The math behind a snowflake

computer snowflake
Snowflakes have fascinated most of us since the beggining of time. They say that there are no two snowflakes alike and that isn’t very far away from the truth. No two snowflakes are truly alike, but they can be very similar to each other, said Janko Gravner, a mathematics professor at UC Davis.

Now he and other scientists from UC Davis have developed a computer program which creates three dimensional snowflakes. Their nature is intricate and incredibly variable which makes them beautiful and a constant source of fascination for mathematicians as well as other people. In fact they have been a source of mistery since 1611, when Johannes Kepler predicted that the six-pointed structure would reflect an underlying crystal structure.

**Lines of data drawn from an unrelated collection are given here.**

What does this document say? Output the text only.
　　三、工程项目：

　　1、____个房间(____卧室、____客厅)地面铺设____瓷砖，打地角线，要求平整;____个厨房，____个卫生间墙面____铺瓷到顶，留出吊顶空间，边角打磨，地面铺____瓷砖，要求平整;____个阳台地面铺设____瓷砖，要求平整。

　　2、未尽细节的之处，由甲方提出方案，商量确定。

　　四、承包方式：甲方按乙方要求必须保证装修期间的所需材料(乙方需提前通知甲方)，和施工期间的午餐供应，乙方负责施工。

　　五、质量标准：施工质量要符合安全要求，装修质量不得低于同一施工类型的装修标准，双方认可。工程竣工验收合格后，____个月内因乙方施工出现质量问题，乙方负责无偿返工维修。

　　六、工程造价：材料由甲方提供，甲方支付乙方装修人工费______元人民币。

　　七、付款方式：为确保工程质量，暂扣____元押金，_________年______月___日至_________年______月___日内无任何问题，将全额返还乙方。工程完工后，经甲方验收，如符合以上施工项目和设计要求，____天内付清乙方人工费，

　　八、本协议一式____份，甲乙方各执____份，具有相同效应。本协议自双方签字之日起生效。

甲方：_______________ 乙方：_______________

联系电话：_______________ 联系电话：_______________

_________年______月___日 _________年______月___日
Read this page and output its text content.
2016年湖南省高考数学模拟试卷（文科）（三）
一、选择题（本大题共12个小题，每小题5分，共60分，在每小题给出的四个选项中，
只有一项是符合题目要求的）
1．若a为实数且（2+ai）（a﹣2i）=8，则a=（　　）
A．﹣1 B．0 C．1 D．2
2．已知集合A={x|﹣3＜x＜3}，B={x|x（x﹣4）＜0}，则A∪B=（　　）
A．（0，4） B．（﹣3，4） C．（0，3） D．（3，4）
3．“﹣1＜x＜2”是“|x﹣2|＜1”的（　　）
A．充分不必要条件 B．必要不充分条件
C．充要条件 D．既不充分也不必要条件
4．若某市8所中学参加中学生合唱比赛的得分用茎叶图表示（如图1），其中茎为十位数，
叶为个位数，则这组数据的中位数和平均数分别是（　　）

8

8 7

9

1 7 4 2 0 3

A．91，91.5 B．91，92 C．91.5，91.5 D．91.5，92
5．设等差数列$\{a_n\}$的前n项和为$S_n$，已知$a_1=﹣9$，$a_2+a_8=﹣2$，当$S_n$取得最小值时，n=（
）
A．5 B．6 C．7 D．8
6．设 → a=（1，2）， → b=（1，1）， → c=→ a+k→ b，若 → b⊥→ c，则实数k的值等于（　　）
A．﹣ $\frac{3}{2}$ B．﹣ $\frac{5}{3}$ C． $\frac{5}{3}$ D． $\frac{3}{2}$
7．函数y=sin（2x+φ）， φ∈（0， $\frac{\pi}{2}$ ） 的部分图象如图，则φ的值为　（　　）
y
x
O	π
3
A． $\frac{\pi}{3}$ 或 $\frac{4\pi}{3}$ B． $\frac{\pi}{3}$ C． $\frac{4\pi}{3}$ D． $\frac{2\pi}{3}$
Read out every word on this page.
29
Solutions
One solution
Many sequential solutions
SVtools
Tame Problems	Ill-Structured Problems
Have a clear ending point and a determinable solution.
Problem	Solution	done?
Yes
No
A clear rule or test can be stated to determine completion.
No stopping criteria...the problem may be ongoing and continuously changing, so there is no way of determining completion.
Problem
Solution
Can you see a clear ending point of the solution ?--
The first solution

The process in which they are formed is pretty simple; they grow from water vapor around a sort of nucleus, such as dust. The surface of the growing crystal is a complex, semi-liquid layer where water molecules from the surrounding vapor can attach or detach and also water molecules are more likely to attach at the concavities in the crystal shape. The computer program they created takes these things into consideration, as well as other things, such as temperature, atmospheric pressure and water vapor density. It takes about 24 hours to produce one “snowfake” on a modern desktop computer.

They discovered some strange structures, such as a “butterflake” that looks like three butterflies stuck together along the body. There is no reason for these not to exist in the nature except for the fact that they are very unstable. A surprise was to see that the three-dimensional structure is often important, with complex structures often growing between two plates and this was very hard to observe with natural snowflakes.